Green was teaching at Michigan State. As a young, tenured Black professor in the School of Education, Black students would come to him when they had problems.
"For example, I remember…Blacks couldn’t get a haircut in the Union building on the campus of Michigan State. So a black athlete was very concerned and came to me about it. He was turned down – he was well-known on campus… So I went to John Hannah, President Hannah. President Hannah got up, took the football player by the hand, three of us went to the Union and John Hanna said, 'Cut his hair.'"
Green was finally able to purchase his home on Bessemaur Drive after asking for help from Gov. George Romney.
"I went in and I sat down. He said, 'What can I do to help you young man?' I said, 'I’m on the faculty and Michigan State and I can’t buy a home.' He told me who to go see, and he wrote a letter to me and it’s in my book...about housing discrimination," Green recalled.
Green’s book is called "At the Crossroads of Fear and Freedom." Fear was a common theme in Green’s life.
"There was obviously a lot of fear in the black community about what whites would do to you, how they would hurt you…and, there were some Blacks who in spite of that kind of fear, who would stand up and be pushy."

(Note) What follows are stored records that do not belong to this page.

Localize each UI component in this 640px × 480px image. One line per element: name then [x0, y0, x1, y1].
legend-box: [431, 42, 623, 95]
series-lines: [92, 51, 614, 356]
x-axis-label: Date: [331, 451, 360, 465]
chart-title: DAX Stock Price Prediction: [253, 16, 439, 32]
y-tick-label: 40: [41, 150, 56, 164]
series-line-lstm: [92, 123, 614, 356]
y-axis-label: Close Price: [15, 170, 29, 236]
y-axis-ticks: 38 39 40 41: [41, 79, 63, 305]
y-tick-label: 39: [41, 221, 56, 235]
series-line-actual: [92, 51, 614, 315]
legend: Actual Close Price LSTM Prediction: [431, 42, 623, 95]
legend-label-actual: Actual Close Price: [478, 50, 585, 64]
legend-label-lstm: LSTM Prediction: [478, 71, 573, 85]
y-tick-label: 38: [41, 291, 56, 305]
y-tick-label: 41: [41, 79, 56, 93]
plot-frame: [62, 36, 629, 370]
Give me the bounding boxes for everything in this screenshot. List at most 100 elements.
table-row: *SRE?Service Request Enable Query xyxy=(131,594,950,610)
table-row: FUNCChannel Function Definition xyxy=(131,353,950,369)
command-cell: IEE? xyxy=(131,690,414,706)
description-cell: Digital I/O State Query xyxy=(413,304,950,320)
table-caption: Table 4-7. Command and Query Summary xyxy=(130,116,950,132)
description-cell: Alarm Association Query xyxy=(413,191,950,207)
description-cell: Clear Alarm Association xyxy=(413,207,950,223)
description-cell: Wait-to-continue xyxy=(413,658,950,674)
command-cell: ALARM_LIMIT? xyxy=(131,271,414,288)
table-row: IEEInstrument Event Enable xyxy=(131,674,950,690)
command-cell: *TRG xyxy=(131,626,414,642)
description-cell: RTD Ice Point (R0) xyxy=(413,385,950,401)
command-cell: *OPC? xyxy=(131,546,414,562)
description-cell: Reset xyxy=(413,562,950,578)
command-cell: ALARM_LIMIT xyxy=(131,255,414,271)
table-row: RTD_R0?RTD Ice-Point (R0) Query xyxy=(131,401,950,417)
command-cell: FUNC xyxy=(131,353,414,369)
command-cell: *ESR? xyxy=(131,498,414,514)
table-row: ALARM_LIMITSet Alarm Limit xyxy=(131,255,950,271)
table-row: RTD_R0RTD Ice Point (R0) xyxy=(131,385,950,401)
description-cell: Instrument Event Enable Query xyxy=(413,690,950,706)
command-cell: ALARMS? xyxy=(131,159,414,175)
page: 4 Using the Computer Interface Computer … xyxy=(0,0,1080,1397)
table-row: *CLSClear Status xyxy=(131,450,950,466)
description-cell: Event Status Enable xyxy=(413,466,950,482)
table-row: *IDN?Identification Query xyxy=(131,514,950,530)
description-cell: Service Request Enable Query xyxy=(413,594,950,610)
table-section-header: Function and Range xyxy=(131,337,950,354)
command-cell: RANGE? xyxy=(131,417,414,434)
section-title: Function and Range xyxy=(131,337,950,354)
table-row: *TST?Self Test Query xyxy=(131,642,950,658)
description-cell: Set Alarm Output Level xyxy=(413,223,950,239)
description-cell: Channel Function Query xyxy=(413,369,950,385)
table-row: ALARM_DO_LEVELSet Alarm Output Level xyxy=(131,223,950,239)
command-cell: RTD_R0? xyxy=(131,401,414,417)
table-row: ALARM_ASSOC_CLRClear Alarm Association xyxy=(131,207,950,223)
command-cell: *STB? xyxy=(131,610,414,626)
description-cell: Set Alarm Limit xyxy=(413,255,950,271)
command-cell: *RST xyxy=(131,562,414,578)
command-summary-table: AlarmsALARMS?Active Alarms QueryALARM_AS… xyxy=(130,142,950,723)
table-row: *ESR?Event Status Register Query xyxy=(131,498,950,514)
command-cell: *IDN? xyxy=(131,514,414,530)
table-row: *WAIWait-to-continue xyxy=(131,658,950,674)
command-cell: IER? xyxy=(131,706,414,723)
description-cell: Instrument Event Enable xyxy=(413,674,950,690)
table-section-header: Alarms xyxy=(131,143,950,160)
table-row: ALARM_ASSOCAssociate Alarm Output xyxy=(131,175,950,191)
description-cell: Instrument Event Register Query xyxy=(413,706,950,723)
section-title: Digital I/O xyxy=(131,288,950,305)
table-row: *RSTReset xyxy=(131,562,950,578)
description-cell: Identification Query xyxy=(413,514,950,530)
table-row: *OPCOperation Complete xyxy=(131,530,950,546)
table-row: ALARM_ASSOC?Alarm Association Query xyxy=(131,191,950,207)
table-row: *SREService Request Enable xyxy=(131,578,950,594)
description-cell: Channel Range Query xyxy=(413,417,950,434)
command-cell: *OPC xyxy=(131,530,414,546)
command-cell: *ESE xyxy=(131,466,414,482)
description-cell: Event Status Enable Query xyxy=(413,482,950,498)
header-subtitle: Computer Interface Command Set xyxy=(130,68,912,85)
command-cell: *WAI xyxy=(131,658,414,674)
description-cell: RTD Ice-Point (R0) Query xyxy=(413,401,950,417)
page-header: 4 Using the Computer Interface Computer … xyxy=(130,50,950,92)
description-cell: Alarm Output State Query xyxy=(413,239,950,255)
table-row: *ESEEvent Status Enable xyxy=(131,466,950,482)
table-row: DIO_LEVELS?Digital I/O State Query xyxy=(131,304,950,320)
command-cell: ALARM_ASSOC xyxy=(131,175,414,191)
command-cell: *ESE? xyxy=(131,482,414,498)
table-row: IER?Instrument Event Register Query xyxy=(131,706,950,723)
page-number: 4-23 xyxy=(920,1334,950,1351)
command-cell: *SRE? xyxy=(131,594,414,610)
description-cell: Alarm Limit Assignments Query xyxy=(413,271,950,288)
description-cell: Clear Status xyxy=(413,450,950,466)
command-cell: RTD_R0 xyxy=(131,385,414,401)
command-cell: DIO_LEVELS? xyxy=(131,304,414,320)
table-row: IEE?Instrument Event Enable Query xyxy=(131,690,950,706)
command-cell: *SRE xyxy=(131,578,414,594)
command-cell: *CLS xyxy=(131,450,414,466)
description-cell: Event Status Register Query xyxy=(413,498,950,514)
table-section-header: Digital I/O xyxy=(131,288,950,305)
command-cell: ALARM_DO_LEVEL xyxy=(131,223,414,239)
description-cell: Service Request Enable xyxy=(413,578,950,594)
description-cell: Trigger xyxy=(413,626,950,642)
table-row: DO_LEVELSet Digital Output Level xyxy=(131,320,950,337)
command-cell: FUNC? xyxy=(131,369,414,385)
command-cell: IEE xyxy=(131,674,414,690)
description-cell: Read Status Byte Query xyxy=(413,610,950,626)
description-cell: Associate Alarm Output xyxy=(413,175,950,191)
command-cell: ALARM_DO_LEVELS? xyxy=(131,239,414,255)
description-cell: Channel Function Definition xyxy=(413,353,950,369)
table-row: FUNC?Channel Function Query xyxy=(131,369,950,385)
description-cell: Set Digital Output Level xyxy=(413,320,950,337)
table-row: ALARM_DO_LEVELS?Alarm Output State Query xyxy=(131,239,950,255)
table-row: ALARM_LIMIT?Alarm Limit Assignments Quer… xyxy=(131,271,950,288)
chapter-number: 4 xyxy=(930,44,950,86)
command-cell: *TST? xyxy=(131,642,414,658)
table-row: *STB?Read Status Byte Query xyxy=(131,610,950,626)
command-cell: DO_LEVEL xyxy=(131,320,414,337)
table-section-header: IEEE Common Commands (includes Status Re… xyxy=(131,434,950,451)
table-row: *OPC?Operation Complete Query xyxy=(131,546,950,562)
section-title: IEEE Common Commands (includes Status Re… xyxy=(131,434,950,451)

People like this mother. His father was more fearful. And, in stories his father told him, Green can see the reasons.
"He said, 'When I was 13 or 14 years of age, my best friend was hung from a tree—he was lynched.' And he said, 'I saw it.' He said, 'I was standing on the edge of the woods with another buddy of mine, we were both 13 or 14 years old, and 35 white men said a prayer, then they hung him from a tree, and I saw him hung and lynched and kicking for his life.' Very calm I said, 'Dad, what did he do? What did he do wrong?' My father said, 'Nothing.'"
Green says he's proud of the new generation of activists working with the Black Lives Matter movement.
"And I always tell them, work aggressively against discrimination, just stay nonviolent. Don’t ever give the public or anyone a reason to come out against you."